Pada situasi berbeda, sejarah bertambah meriah saat Soekarno memuja Inggit Garnasih. Kedatangan ke Bandung mula-mula untuk studi dan politik. Detik-detik bergerak, asmara pun bergejolak. Soekarno menggandrungi Inggit Garnasih. Ia dijadikan perempuan idaman meski masih milik orang lain (Sanoesi). Soekarno tak ingin melanjutkan lakon bersama Oetari. Soekarno menanti untuk bisa menikahi Inggit Garnasih. Penantian berbarengan keberanian-keberanian membarakan ide-ide Indonesia.
Kini, kita mengenang peristiwa 100 tahun silam. Ingatan agar album sejarah Indonesia tetap mementingkan tema pernikahan. Soekarno dalam buku berjudul Bung Karno: Penjambung Lidah Rakjat (1966) mengungkapkan: “Inggit dan aku kawin ditahun 1923. Keluargaku tak pernah menjuarakan satu perkataan mentjela ketika aku berpindah dari isteriku jang masih gadis kepada isteri lain jang selusin tahun lebih tua daripadaku. Apakah mereka menekan perasannja karena perbuatanku ataupun merasa malu kepada Pak Tjokro, aku tak pernah mengetahuinja.” Soekarno bukan peragu. Ia menghendaki sejarah bergerak saat ia didampingi Inggit. Kita menduga Soekarno sadar itu “kehendak” besar dalam sejarah.
Soekarno berusia 20-an tahun. Ia ingin berjalan di dunia terang. Sosok sadar seribu masalah hidup tapi terus ingin memberi jawaban.

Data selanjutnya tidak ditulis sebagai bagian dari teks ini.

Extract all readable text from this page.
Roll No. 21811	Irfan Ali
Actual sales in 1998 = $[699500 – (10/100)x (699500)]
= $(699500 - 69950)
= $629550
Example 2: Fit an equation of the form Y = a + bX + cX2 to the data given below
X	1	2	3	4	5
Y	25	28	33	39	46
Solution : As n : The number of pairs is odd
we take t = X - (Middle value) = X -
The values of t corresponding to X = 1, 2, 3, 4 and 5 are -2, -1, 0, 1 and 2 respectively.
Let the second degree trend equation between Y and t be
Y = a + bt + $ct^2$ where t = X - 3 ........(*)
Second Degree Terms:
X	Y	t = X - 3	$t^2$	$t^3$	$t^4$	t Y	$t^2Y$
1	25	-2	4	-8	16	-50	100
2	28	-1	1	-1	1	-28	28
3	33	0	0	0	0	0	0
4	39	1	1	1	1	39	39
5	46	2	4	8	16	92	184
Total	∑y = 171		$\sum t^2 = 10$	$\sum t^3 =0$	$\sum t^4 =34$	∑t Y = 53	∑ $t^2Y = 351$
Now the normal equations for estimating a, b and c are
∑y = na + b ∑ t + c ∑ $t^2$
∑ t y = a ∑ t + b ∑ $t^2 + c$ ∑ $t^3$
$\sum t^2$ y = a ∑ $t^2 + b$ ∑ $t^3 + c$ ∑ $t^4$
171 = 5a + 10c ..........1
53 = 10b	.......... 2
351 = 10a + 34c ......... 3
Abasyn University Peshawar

Inggit diharapkan menjadi “sokongan” penting saat Soekarno menentukan arah sejarah. “Dia adalah ilhamku,” pujian Soekarno kepada Inggit. Kita maklum dengan keputusan dan argumentasi Soekarno. Ia fasih membahasakan kehendak. Ia tak mau sejarah melulu bersama buku. Soekarno masih memuji Inggit: “Dia memberikan kepadaku segala sesuatu jang tidak bisa diberikan oleh buku.” Soekarno rakus membaca buku-buku. Ia sadar kesaktian buku tapi menganggap perempuan (istri) memberi kesempurnaan melampaui kalimat-kalimat di kertas.
Sejarah pun bergerak oleh Soekarno-Inggit. “Separuh daripada semua prestasi Soekarno dapat didepositokan atas rekening Inggit Garnasih di dalam Bank Jasa Nasional Indonesia,” pujian diungkapkan SI Poeradisastra (1981). Pembahasaan cukup mengejutkan agar kita tak melulu membaca sejarah bertokoh Soekarno. Pada masa 1920-an dan 1930-an, Soekarno itu sosok tak utuh tanpa Inggit. Di setiap kejadian, Inggit justru berperan besar berdalih pangan, keselamatan, keberanian, dan kehormatan.
Dulu, orang-orang mungkin berharapan pernikahan itu langgeng. Sejarah tak pernah mulus. Soekarno merasa belum meraih sempurna-sempurna. Pernikahan itu berakhir. Orang-orang menangis, kecewa, marah, dan maklum. Sekarno terus menapaki sejarah dengan “berpisah” dari Inggit. Ia mengajukan argumentasi tak pantas dibandingkan dengan “Indonesia menggugat” saat ia melawan kolonialisme. Kita berimajinasi “Soekarno menggugat” tapi menimbulkan lara dan kenestapaan sejarah.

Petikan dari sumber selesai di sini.